Лансенни растерянно пожал плечами:
– Она меня, ясное дело, достала, и конечно, он изменился с тех пор, как стал с ней общаться, но что мы можем с этим сделать? Он влюблен, влюблен, и все тут!
– Ядрена корень! Он столько баб трахал, но ни одна из них не осмеливалась смотреть на нас свысока. Даже наоборот! А ты заметил, как она с нами разговаривает?
Жерсон замолк на полуслове, поскольку Рэй вернулся к столу.
Он не сразу сел на место.

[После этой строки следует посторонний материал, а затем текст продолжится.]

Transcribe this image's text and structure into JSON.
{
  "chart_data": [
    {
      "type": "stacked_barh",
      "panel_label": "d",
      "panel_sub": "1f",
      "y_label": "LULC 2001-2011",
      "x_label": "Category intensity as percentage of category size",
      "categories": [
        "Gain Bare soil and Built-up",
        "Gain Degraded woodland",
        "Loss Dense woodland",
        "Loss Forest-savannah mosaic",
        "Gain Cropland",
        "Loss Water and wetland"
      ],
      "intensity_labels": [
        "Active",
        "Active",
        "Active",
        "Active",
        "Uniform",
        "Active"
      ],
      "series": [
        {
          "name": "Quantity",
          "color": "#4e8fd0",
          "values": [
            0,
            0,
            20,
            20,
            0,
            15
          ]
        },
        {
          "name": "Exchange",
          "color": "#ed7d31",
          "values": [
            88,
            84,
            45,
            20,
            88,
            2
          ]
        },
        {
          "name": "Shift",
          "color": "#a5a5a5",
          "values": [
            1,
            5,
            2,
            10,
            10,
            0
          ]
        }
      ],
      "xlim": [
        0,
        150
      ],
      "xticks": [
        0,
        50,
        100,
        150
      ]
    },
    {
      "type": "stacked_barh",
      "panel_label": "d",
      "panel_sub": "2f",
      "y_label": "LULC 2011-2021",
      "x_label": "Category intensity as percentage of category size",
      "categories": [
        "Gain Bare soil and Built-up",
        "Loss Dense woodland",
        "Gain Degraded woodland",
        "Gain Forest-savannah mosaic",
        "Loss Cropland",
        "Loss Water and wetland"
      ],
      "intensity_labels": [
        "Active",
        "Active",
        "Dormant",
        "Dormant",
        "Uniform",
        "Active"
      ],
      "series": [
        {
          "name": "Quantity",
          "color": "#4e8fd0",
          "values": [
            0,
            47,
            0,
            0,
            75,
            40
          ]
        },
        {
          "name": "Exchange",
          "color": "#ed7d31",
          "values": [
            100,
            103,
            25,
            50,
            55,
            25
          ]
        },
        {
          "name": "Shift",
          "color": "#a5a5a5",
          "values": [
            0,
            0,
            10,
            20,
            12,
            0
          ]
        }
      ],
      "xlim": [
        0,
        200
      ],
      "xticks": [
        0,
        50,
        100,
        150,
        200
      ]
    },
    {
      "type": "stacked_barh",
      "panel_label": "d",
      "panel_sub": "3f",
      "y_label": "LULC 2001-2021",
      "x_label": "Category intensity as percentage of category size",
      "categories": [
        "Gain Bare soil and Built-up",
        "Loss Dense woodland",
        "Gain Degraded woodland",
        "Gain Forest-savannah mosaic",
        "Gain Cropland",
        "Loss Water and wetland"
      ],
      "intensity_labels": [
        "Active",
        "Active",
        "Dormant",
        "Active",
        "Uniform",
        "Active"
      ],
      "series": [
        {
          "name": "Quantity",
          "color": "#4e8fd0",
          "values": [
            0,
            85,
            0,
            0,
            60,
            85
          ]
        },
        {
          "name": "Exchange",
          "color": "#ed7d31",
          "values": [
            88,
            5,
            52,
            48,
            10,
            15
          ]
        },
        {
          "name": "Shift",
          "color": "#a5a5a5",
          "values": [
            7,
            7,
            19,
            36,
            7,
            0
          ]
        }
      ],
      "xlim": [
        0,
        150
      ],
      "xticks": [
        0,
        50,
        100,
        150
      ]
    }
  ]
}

Стоял и смотрел на них с высоты своего немалого роста.
– Что-то не так, парни?
– Послушай, Рэй… – робко начал Жерсон. – Дело только в том, что…
– В чем именно дело?
– Эта телка, она так важна для тебя?
– Ты хочешь сказать, Виолетта? У нее есть имя. И будь любезен уважать ее!
Жерсон шумно вздохнул и с отвращением кивнул:
– Я понял.
– Ты ревнуешь, курочка моя? – шутливо поинтересовался Рэй.
Он расхохотался и провел ладонью по шее Жерсона, словно лаская его.
– Ну сам понимаешь, дело не в этом, – сказал Жерсон, резко высвобождаясь, – но мы уже не так понимаем друг друга, как прежде. Ты прибегаешь и тут же убегаешь, думаешь о своем, мы больше не проводим время вместе.
– Ты хочешь сказать, не устраиваем вместе идиотских вечеринок? Ну да, не устраиваем, парень. Потому что мне нравится эта девка.
– Ну спасибо. А то мы не заметили, – осклабился Жерсон.
– Ладно, проехали, – сказал Лансенни. – А ты видел, Рэй, Мартина принесла нам паштеты и колбаски?
– Виолетта не обсуждается, – отрезал Рэй.
– Ох, ну надо же! – не выдержал Жерсон. – Телка не обсуждается! С каких это пор у нас такие правила? Мы же всегда говорили, что…
– Только мудаки никогда не меняют точку зрения.
– Все, остановитесь, – сказал Лансенни. – Главное, что мы продолжаем наш бизнес, да, Рэй?
– Ну вообще-то хотелось бы… А вам что, уже надоело?
Он с вызовом во взгляде обернулся к Жерсону.
– Ты объявляешь козырь и выходишь из игры. Я никого не принуждаю сотрудничать.
– Нет-нет, – пробормотал Жерсон, – я просто…
– Давай, курочка моя, – сказал Рэй, изображая голливудскую улыбку. – Улыбнись, ты куда симпатичнее, когда улыбаешься. Прямо хочется прогуляться с тобой в душ.